À Washington, alors que Donald Trump a durci le ton en déployant les forces fédérales et militaires dans les rues de la capitale américaine, et en élargissant le périmètre de sécurité habituel du bureau présidentiel, Muriel Bowser, la maire démocrate de Washington, a décidé de riposter de manière symbolique et pacifiste.

A la demande de la municipalité, un collectif d’artistes urbains a peint ce vendredi matin sur l’une des artères menant à la Maison Blanche le slogan « Black Lives Matter » en lettres capitales, dénonçant les brutalités policières à l’encontre de la minorité noire.

Cette initiative a pour but de « reprendre les rues, mais c’est aussi un peu une opération de communication », a commenté à l’AFP Rose Jaffe, l’une des artistes du collectif Mural DC.

« Il faudra continuer quand la peinture aura disparu », a-t-elle ajouté, demandant notamment que « la police rende des comptes ».

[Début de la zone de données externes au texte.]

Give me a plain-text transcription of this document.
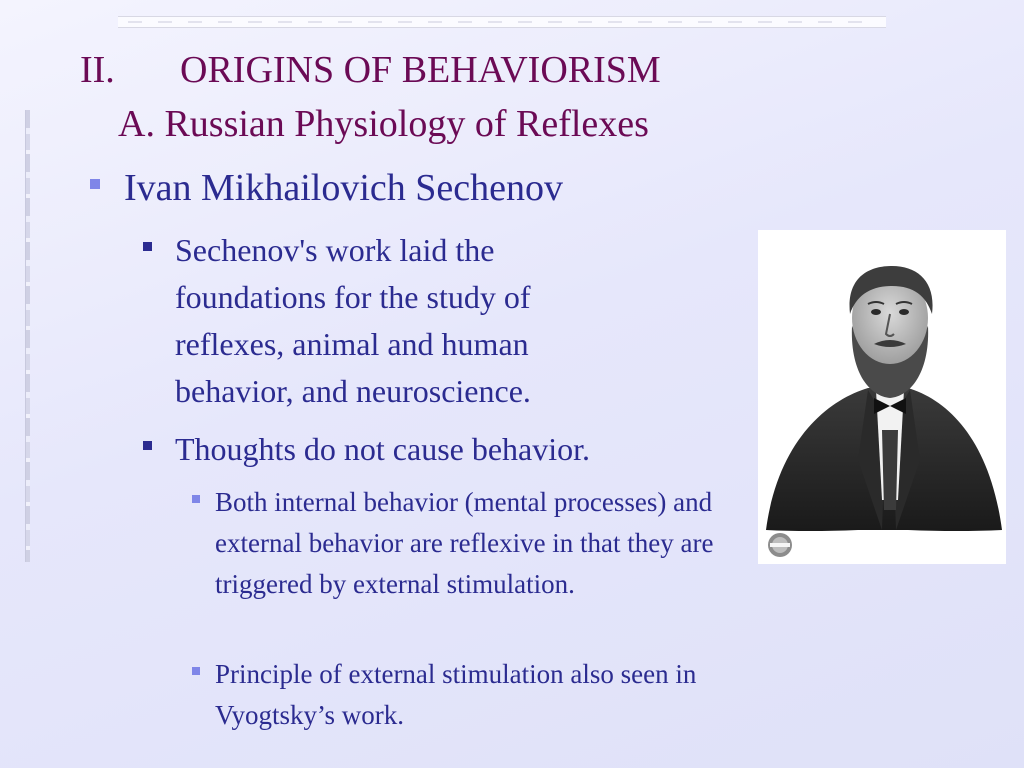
II. ORIGINS OF BEHAVIORISM
A. Russian Physiology of Reflexes
Ivan Mikhailovich Sechenov
Sechenov's work laid the foundations for the study of reflexes, animal and human behavior, and neuroscience.
Thoughts do not cause behavior.
Both internal behavior (mental processes) and external behavior are reflexive in that they are triggered by external stimulation.
Principle of external stimulation also seen in Vyogtsky’s work.
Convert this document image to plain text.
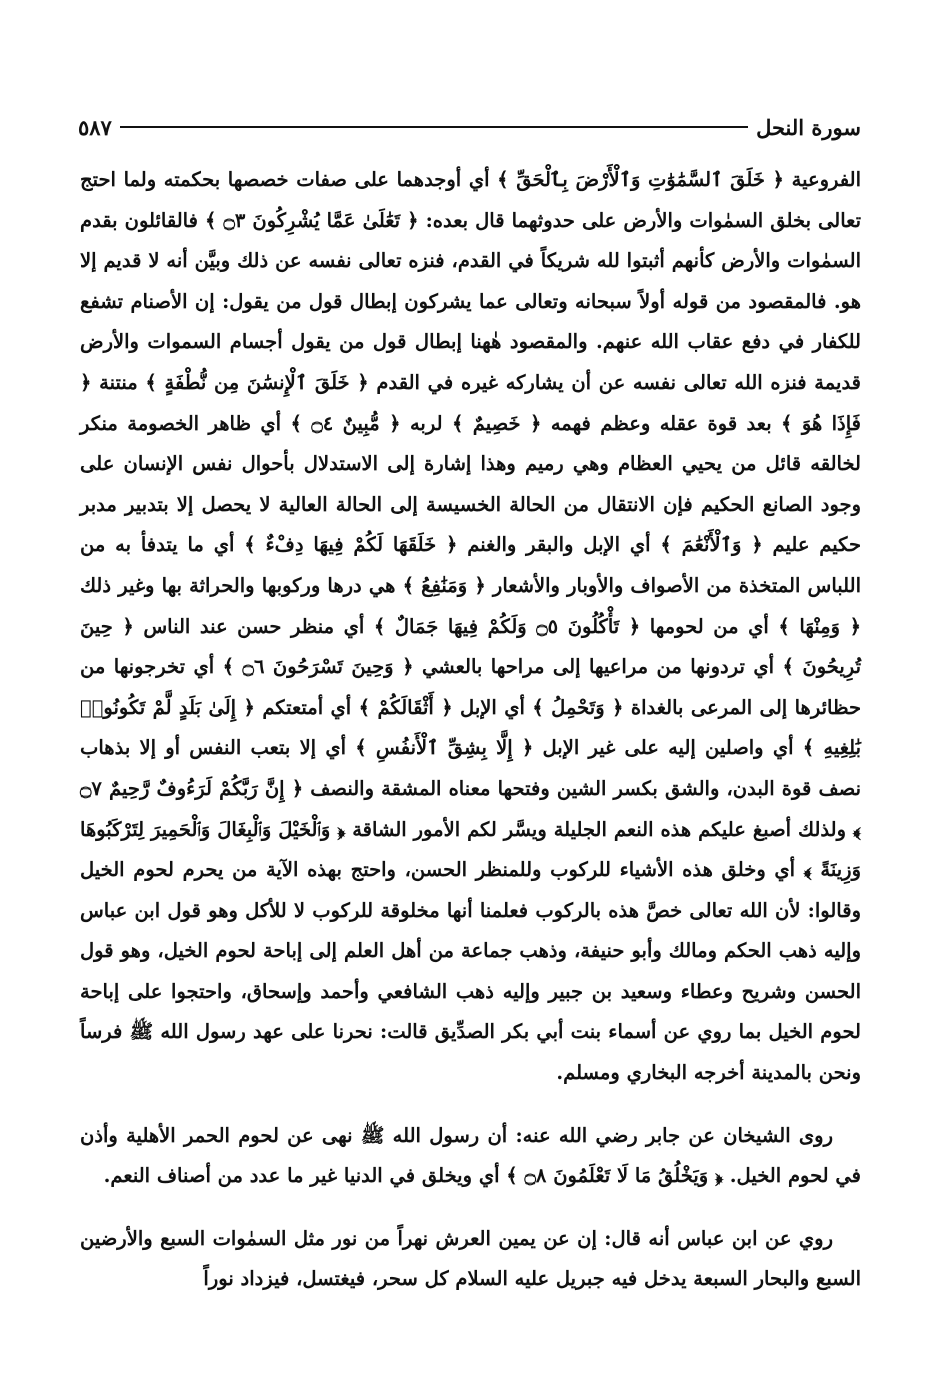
سورة النحل
٥٨٧

الفروعية ﴿ خَلَقَ ٱلسَّمَٰوَٰتِ وَٱلْأَرْضَ بِٱلْحَقِّ ﴾ أي أوجدهما على صفات خصصها بحكمته ولما احتج تعالى بخلق السمٰوات والأرض على حدوثهما قال بعده: ﴿ تَعَٰلَىٰ عَمَّا يُشْرِكُونَ ۝٣ ﴾ فالقائلون بقدم السمٰوات والأرض كأنهم أثبتوا لله شريكاً في القدم، فنزه تعالى نفسه عن ذلك وبيَّن أنه لا قديم إلا هو. فالمقصود من قوله أولاً سبحانه وتعالى عما يشركون إبطال قول من يقول: إن الأصنام تشفع للكفار في دفع عقاب الله عنهم. والمقصود هٰهنا إبطال قول من يقول أجسام السموات والأرض قديمة فنزه الله تعالى نفسه عن أن يشاركه غيره في القدم ﴿ خَلَقَ ٱلْإِنسَٰنَ مِن نُّطْفَةٍ ﴾ منتنة ﴿ فَإِذَا هُوَ ﴾ بعد قوة عقله وعظم فهمه ﴿ خَصِيمٌ ﴾ لربه ﴿ مُّبِينٌ ۝٤ ﴾ أي ظاهر الخصومة منكر لخالقه قائل من يحيي العظام وهي رميم وهذا إشارة إلى الاستدلال بأحوال نفس الإنسان على وجود الصانع الحكيم فإن الانتقال من الحالة الخسيسة إلى الحالة العالية لا يحصل إلا بتدبير مدبر حكيم عليم ﴿ وَٱلْأَنْعَٰمَ ﴾ أي الإبل والبقر والغنم ﴿ خَلَقَهَا لَكُمْ فِيهَا دِفْءٌ ﴾ أي ما يتدفأ به من اللباس المتخذة من الأصواف والأوبار والأشعار ﴿ وَمَنَٰفِعُ ﴾ هي درها وركوبها والحراثة بها وغير ذلك ﴿ وَمِنْهَا ﴾ أي من لحومها ﴿ تَأْكُلُونَ ۝٥ وَلَكُمْ فِيهَا جَمَالٌ ﴾ أي منظر حسن عند الناس ﴿ حِينَ تُرِيحُونَ ﴾ أي تردونها من مراعيها إلى مراحها بالعشي ﴿ وَحِينَ تَسْرَحُونَ ۝٦ ﴾ أي تخرجونها من حظائرها إلى المرعى بالغداة ﴿ وَتَحْمِلُ ﴾ أي الإبل ﴿ أَثْقَالَكُمْ ﴾ أي أمتعتكم ﴿ إِلَىٰ بَلَدٍ لَّمْ تَكُونُوا۟ بَٰلِغِيهِ ﴾ أي واصلين إليه على غير الإبل ﴿ إِلَّا بِشِقِّ ٱلْأَنفُسِ ﴾ أي إلا بتعب النفس أو إلا بذهاب نصف قوة البدن، والشق بكسر الشين وفتحها معناه المشقة والنصف ﴿ إِنَّ رَبَّكُمْ لَرَءُوفٌ رَّحِيمٌ ۝٧ ﴾ ولذلك أصبغ عليكم هذه النعم الجليلة ويسَّر لكم الأمور الشاقة ﴿ وَٱلْخَيْلَ وَٱلْبِغَالَ وَٱلْحَمِيرَ لِتَرْكَبُوهَا وَزِينَةً ﴾ أي وخلق هذه الأشياء للركوب وللمنظر الحسن، واحتج بهذه الآية من يحرم لحوم الخيل وقالوا: لأن الله تعالى خصَّ هذه بالركوب فعلمنا أنها مخلوقة للركوب لا للأكل وهو قول ابن عباس وإليه ذهب الحكم ومالك وأبو حنيفة، وذهب جماعة من أهل العلم إلى إباحة لحوم الخيل، وهو قول الحسن وشريح وعطاء وسعيد بن جبير وإليه ذهب الشافعي وأحمد وإسحاق، واحتجوا على إباحة لحوم الخيل بما روي عن أسماء بنت أبي بكر الصدِّيق قالت: نحرنا على عهد رسول الله ﷺ فرساً ونحن بالمدينة أخرجه البخاري ومسلم.

روى الشيخان عن جابر رضي الله عنه: أن رسول الله ﷺ نهى عن لحوم الحمر الأهلية وأذن في لحوم الخيل. ﴿ وَيَخْلُقُ مَا لَا تَعْلَمُونَ ۝٨ ﴾ أي ويخلق في الدنيا غير ما عدد من أصناف النعم.

روي عن ابن عباس أنه قال: إن عن يمين العرش نهراً من نور مثل السمٰوات السبع والأرضين السبع والبحار السبعة يدخل فيه جبريل عليه السلام كل سحر، فيغتسل، فيزداد نوراً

La maire démocrate de Washington D.C. a par ailleurs décidé de renommer la 16e rue « Black Lives Matter Plaza ». C’est sur cette avenue que se trouve l’église Saint John, cible des manifestants et devant laquelle Donald Trump s’est fait photographier le lundi premier juin, une Bible à la main…

Pour voir des images, regarder ici l’article du  Figaro

Sur Instagram : L’artiste de rue britannique Banksy, qui pour s’exprimer en street art choisit souvent des thèmes d’actualité, a publié sur son profil Instagram, samedi 6 juin, une nouvelle œuvre d’art, accompagnée de quelques phrases. Sur sa photo, on voit encadrée une silhouette noire, le cadre est posé sur des fleurs blanches et, tout auprès, une bougie commence à mettre feu au drapeau des États-Unis. « Le système a échoué avec les gens de couleur. Le système blanc ».

En France : L’artiste Combo Culture Kidnapper a réalisé une œuvre dédiée au mouvement « Black Lives Matter », dans le cadre du festival Street Art Fest Grenoble Alpes, sur un mur en face d’un commissariat de police.